Ces éléments « ne permettent de retenir avec la certitude requise que ce désherbant était du Glyper », a conclu le tribunal, reconnaissant néanmoins que Bayer/Monsanto « pouvait être considéré comme étant le producteur ».
Bayer « prend acte »
« C’est évidemment une grande déception pour la famille Grataloup et pour nous. […] Ce dossier mérite d’être soumis à la cour d’appel », a indiqué le cabinet d’avocats de la famille, dans un communiqué.
De son côté, Bayer « prend acte du jugement […] qui n’a retenu aucune responsabilité à l’encontre du groupe. Cette décision intervient après plus de sept ans de procédure, dans un contexte humain douloureux, que l’entreprise n’a jamais ignoré ».
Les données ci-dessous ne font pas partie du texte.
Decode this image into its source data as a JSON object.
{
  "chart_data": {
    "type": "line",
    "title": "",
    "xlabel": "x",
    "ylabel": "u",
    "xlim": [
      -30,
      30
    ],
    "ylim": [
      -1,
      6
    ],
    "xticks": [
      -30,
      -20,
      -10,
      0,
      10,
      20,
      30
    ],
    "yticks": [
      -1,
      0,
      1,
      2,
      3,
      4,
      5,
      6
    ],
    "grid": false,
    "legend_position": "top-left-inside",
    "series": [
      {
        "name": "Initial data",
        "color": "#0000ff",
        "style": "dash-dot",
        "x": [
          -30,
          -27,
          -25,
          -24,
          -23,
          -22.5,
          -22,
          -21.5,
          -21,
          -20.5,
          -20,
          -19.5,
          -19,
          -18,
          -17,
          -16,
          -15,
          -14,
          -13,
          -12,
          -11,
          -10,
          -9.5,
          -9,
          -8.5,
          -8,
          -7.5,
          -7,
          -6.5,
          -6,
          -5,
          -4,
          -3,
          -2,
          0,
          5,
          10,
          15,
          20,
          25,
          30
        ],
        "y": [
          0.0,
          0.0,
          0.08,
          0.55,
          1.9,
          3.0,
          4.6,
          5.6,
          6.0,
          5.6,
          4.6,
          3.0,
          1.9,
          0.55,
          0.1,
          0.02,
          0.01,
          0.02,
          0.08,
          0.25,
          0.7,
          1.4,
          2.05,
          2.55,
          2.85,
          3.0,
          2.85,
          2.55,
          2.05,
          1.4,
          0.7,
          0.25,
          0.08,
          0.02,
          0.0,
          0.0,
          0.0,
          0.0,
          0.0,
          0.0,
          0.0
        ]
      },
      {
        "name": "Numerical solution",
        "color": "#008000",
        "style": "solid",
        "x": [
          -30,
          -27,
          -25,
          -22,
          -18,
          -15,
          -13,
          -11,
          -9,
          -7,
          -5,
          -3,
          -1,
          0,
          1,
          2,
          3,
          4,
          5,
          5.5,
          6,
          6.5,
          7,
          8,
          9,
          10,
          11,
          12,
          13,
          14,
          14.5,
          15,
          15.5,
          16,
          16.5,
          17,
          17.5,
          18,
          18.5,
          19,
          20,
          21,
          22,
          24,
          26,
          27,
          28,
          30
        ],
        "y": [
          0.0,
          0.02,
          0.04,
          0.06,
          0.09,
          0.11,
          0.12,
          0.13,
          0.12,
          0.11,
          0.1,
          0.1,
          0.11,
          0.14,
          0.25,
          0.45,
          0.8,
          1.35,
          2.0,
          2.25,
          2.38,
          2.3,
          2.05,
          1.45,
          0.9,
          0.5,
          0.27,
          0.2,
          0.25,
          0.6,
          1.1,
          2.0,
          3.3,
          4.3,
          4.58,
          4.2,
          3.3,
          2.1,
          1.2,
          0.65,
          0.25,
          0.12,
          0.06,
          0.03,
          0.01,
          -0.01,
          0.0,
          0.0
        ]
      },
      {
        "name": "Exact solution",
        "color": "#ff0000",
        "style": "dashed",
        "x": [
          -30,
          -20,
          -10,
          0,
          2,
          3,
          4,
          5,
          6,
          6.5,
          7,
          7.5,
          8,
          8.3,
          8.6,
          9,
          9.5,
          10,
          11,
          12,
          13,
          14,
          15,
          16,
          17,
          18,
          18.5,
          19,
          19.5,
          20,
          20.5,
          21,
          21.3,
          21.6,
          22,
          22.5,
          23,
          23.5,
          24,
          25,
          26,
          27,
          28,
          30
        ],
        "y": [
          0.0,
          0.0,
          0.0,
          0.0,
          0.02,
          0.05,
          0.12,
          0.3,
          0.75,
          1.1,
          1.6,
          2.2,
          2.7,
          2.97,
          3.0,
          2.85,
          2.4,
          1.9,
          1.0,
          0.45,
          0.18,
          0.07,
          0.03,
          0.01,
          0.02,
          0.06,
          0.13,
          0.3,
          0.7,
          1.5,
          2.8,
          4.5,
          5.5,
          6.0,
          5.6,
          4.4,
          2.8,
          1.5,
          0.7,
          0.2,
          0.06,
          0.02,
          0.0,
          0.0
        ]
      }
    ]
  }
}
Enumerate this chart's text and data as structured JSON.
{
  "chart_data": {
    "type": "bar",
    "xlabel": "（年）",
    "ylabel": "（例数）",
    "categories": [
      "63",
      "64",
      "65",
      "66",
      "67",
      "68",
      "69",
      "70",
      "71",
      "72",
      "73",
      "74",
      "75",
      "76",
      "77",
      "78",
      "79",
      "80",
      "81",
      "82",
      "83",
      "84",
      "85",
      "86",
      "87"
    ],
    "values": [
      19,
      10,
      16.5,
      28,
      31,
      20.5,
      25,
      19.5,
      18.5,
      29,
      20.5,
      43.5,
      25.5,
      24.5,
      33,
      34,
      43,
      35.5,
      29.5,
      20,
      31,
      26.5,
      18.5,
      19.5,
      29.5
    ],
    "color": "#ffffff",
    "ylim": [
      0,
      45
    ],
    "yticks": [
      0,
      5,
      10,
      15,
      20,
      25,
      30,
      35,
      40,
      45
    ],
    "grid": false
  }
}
Dans un communiqué diffusé le 31 juillet, l’association Générations futures estime que cette décision « illustre les limites d’un système judiciaire qui exige une preuve impossible à apporter ». Elle estime que « ce procès, même s’il n’a pas abouti sur le plan judiciaire à ce stade, marque une avancée majeure sur le plan sociétal. »
Le glyphosate, herbicide le plus vendu au monde (800 000 tonnes en 2014), a été classé en 2015 comme un « cancérogène probable » par le Centre international de recherche sur le cancer (Circ) de l’Organisation mondiale de la santé (OMS). L’Efsa, l’Autorité européenne de sécurité des aliments, quant à elle, n’a pas identifié de « préoccupation critique ». La substance active a été réhomologuée pour 10 ans en 2023.
Bayer, exposé à de nombreux litiges coûteux autour de ce produit, a publiquement douté de son avenir commercial au printemps.